|Laundry, Marais Walking Tour, and Dinner|
Rue Cler street sign.
A fountain makes for a background behind Lydia.
Detail on a fountain in Place des Vosges.
Children playing in a park.
Um, the mirror makes me look fat. Yeah, that’s it.
Friday, October 21
We ended the previous day with a picnic supper on the bed, a simple yet yummy meal of baguette, cheese, pesto, and wine. We also bought some olive oil at the shop where we picked up the pesto. While we shopped for supper, we had a photo developer burn our two 512 MB (megabyte) memory cards to a couple CDs, since I had filled them with pictures. It took less than twenty minutes—Très rapidement.
As planned, we slept in before breakfast in another (that is, different from yesterday) café. It was on the way to a laundromat, where we were going to give our clothes a well-earned wash. At that moment, the only other thing we had planned was dinner that evening.
While we waited for our laundry, we wrote some postcards and I strolled around the block to take a few pictures. I thought it was interesting that the laundromat had a do-it-yourself dry cleaning machine. One, if they wished, could clean 6 kilograms (about 13 pounds) of clothes for €12… not bad, I thought, a little more than a buck a pound. We didn’t take advantage, however, since we didn’t pack any dry clean only articles. Also during our laundry, we decided that we would take another Rick Steves walking tour. This time we would head to the Marais neighborhood on the Rive Gauche (Right Bank,) across the Seine from Ile Saint Louis.

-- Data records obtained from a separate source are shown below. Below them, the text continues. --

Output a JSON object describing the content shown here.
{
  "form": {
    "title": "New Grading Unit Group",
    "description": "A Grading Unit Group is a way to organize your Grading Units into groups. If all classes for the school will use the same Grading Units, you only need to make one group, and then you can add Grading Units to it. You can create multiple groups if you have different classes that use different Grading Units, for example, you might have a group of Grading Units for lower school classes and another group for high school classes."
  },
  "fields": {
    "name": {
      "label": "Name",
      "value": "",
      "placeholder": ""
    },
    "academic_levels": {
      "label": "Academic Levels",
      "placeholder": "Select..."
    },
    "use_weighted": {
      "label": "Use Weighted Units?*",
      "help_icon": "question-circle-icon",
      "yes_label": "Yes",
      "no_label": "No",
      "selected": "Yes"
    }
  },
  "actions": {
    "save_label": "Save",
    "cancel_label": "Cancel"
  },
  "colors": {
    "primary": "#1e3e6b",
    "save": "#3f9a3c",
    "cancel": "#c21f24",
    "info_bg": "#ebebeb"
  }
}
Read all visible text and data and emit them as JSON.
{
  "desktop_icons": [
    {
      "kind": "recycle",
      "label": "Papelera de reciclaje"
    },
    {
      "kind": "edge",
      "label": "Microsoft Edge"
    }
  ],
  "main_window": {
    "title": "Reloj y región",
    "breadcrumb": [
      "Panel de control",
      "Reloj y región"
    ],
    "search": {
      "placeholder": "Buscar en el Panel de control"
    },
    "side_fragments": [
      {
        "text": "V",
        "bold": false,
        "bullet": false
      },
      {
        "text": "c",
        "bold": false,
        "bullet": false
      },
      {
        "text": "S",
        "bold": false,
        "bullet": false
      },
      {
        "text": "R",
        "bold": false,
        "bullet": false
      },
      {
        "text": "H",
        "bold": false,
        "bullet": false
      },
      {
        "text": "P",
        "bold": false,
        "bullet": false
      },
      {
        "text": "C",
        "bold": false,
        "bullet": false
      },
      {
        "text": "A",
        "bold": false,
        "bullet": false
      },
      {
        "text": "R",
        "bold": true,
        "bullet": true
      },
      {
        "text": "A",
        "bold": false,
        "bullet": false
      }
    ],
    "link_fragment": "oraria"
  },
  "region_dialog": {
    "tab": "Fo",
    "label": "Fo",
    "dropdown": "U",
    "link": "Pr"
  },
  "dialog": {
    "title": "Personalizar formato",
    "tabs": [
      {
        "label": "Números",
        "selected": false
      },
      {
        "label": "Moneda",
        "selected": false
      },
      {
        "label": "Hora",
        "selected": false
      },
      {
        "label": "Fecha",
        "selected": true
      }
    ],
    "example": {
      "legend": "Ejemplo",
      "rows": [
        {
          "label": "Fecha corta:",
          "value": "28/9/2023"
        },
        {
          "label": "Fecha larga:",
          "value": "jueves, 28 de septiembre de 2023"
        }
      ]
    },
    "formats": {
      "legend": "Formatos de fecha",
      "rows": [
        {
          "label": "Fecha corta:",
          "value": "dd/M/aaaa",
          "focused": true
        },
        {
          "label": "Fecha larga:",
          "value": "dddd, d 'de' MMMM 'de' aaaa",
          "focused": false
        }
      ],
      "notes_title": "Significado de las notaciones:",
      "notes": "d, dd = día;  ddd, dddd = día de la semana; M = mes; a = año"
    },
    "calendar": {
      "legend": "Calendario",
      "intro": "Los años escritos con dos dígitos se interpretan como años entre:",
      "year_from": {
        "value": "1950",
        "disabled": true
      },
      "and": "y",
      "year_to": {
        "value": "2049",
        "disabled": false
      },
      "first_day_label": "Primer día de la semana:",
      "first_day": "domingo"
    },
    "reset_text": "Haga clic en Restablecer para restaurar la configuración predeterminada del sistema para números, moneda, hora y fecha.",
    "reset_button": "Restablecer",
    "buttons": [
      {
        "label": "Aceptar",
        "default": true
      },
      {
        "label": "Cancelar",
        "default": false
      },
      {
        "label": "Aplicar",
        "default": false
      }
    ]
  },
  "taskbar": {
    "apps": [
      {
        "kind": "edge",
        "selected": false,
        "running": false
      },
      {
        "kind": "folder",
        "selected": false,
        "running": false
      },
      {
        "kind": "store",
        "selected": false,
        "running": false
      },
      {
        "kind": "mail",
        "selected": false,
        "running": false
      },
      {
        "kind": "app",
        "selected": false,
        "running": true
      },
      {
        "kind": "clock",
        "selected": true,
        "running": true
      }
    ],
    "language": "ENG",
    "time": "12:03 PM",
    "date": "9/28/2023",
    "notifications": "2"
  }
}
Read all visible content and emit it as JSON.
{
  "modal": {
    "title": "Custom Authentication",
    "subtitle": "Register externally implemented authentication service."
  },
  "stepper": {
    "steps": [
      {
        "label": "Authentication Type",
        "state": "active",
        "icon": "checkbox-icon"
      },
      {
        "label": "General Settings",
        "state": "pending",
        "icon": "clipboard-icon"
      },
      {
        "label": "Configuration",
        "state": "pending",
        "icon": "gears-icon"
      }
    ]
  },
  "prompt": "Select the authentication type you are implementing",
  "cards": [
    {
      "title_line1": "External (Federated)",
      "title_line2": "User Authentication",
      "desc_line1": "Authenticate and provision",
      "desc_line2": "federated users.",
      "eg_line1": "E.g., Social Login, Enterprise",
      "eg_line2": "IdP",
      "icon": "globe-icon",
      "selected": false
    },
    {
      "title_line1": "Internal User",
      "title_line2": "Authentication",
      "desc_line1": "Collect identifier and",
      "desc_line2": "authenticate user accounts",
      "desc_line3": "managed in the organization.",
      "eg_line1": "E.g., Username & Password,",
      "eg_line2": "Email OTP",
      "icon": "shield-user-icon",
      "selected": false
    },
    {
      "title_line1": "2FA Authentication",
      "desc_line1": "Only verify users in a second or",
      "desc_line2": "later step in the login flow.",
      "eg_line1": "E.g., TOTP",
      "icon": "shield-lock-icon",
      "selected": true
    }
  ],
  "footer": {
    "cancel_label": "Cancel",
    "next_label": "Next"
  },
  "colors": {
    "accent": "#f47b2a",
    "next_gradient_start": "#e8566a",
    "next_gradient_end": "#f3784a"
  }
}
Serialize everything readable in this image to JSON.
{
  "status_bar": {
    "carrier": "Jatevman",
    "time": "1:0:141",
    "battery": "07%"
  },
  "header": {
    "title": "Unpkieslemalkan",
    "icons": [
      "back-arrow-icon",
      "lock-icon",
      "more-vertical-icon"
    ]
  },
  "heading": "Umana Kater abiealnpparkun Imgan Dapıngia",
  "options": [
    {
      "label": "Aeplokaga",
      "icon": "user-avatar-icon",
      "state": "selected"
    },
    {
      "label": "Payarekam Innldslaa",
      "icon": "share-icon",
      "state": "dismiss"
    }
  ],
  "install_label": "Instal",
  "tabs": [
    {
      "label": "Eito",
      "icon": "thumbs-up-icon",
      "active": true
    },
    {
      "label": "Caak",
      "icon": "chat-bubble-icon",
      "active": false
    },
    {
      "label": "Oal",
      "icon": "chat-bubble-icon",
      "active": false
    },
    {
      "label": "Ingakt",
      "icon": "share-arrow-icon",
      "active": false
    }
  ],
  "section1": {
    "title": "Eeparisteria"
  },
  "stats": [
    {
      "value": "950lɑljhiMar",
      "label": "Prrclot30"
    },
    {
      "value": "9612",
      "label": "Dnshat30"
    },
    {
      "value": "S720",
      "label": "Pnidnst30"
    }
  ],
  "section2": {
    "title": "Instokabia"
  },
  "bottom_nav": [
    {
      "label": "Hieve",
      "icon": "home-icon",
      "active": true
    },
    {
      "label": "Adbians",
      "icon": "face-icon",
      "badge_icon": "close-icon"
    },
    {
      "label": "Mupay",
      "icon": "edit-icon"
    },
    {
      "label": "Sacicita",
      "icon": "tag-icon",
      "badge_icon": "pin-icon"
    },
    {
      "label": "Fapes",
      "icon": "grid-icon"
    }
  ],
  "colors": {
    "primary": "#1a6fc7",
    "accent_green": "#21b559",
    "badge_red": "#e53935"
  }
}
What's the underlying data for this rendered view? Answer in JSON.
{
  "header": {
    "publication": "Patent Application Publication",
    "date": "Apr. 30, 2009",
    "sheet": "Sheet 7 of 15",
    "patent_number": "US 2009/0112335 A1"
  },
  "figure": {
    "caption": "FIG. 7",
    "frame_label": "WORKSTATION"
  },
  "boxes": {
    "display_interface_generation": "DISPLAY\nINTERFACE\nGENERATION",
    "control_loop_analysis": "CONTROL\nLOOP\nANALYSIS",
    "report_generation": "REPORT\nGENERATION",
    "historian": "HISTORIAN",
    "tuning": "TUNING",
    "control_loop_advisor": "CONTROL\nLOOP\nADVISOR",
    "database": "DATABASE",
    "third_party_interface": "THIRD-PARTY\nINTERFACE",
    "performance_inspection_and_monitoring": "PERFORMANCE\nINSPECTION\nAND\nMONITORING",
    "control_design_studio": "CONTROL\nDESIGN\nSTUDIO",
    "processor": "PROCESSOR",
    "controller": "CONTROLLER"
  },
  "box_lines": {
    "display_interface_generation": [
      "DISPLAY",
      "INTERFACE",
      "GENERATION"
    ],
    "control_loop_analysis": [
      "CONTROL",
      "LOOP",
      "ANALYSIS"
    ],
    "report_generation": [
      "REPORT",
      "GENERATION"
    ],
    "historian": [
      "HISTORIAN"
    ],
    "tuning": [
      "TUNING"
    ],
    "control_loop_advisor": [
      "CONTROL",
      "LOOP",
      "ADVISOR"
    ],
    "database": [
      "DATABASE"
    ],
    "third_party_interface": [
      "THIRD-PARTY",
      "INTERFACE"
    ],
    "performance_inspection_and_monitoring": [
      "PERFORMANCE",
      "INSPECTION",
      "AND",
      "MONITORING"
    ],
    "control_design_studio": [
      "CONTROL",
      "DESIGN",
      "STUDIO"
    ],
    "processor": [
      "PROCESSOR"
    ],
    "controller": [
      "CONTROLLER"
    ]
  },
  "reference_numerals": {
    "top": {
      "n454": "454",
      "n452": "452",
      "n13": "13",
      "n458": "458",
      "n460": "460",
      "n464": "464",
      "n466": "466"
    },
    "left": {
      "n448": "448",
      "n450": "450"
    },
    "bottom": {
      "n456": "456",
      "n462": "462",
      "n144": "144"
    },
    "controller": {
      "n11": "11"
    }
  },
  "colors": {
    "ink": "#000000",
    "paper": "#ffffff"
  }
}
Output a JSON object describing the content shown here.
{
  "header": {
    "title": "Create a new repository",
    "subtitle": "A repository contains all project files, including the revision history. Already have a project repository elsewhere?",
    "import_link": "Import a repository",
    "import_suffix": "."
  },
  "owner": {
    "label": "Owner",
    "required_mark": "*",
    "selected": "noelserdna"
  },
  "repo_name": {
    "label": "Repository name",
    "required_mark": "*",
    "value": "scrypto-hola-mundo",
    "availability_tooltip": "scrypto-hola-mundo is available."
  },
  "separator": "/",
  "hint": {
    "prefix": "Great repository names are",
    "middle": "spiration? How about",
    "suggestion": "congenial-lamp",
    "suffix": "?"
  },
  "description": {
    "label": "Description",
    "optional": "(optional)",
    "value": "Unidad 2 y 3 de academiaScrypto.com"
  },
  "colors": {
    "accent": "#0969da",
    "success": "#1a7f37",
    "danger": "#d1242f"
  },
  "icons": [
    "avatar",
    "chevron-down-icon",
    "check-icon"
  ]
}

We took—get this—the Metro (I know, you’re shocked) from Ecole Militaire station all the way to Bastille station, a big, u-shaped trip. We could have transferred, instead, to another line and saved two stops, but we were interested in seeing the stations along the way. In fact, the trip as we took it may have been faster anyway, when you factor in the time it takes to transfer from one line to another at some of the stations.
Our walking tour started at the site of the Bastille. This is the Bastille Day bastille, the 1789 French Revolution bastille. This is the bastille that symbolizes the beginning of the end of the French aristocracy and nobility and the beginning of the modern nation of France.
It’s not here, though.
Rick Steves calls the Bastille Paris’s most famous non-site. Yes, the building has been long demolished, but the events of that day are etched into the French psyche.
Along our walk, we stopped in at the Victor Hugo museum in the apartment where he lived in Paris. It overlooks a beautiful park in the square, Place des Vosges (formerly called Place Royal when built by Henry IV in 1605.) All four fountains in the park, unlike those at Versailles, were a-squirt.
I love that children play here. It bestows the city with a vibrant, living personality. It is this single characteristic, over all others, that draws me to the city, that makes Paris a place in which I could live.
We then made a jaunt over to the Musée Carnavalet. This museum chronicles the history of Paris from royalty to revolution to modern times. Our visit there just about topped up my “museum meter.” From the museum, we ambled over to the Jewish Quarter for falafel sandwiches and an Israeli beer, called “Maccabees.” Interestingly, Jews and Muslims live together peacefully in this neighborhood. It was nice to see that it can be done.
After our snack, we finished the walking tour by the Pompidou Center, which is an exoskeleton building (as is Notre Dame Cathedral, actually.) By putting all of its structural, electrical, and mechanical bits around the outside of the building, designers have left a large, unbroken space for the modern art inside. The container compliments the content.
We didn’t want to pay the admission and our museum passes had expired, so we just pressed our noses to the windows and moved on. As such, we have an excuse to return to Paris, not that I needed one.
There was an Internet café nearby (€1.50 for ½ hour.) We took advantage to get caught up as best we could struggling with the French version of Windows and Internet Explorer as well as a maddening french keyboard (yes, the layout is different from a U.S. English one.) Being pooped (and having had no nap, if you can believe it,) we commuted back to our hotel to freshen up for dinner.
Dinner was at L’Affriolé, a place that Martine had recommended to us, and it was fabulous. I started with a Heineken beer as an aperitif and an appetizer of minced salmon with dill. My main course was whitefish on a mashed potato foundation paired with a superb white wine. Then came dessert, a murderous chocolate soufflé, followed by an herbal (peppermint) tea. The pace was slow and the food was dreamy. The bill came to €114, all tolled, for both of us. Certainly not an everyday meal, but one must have such a meal on one’s Paris vacation and I was not disappointed that this had been ours.
The experience had got me thinking that I might openly sob the next time I ate a meal back in the States. I didn’t, though.
A little Paris drizzle accompanied us back to the hotel, where we settled in to retire.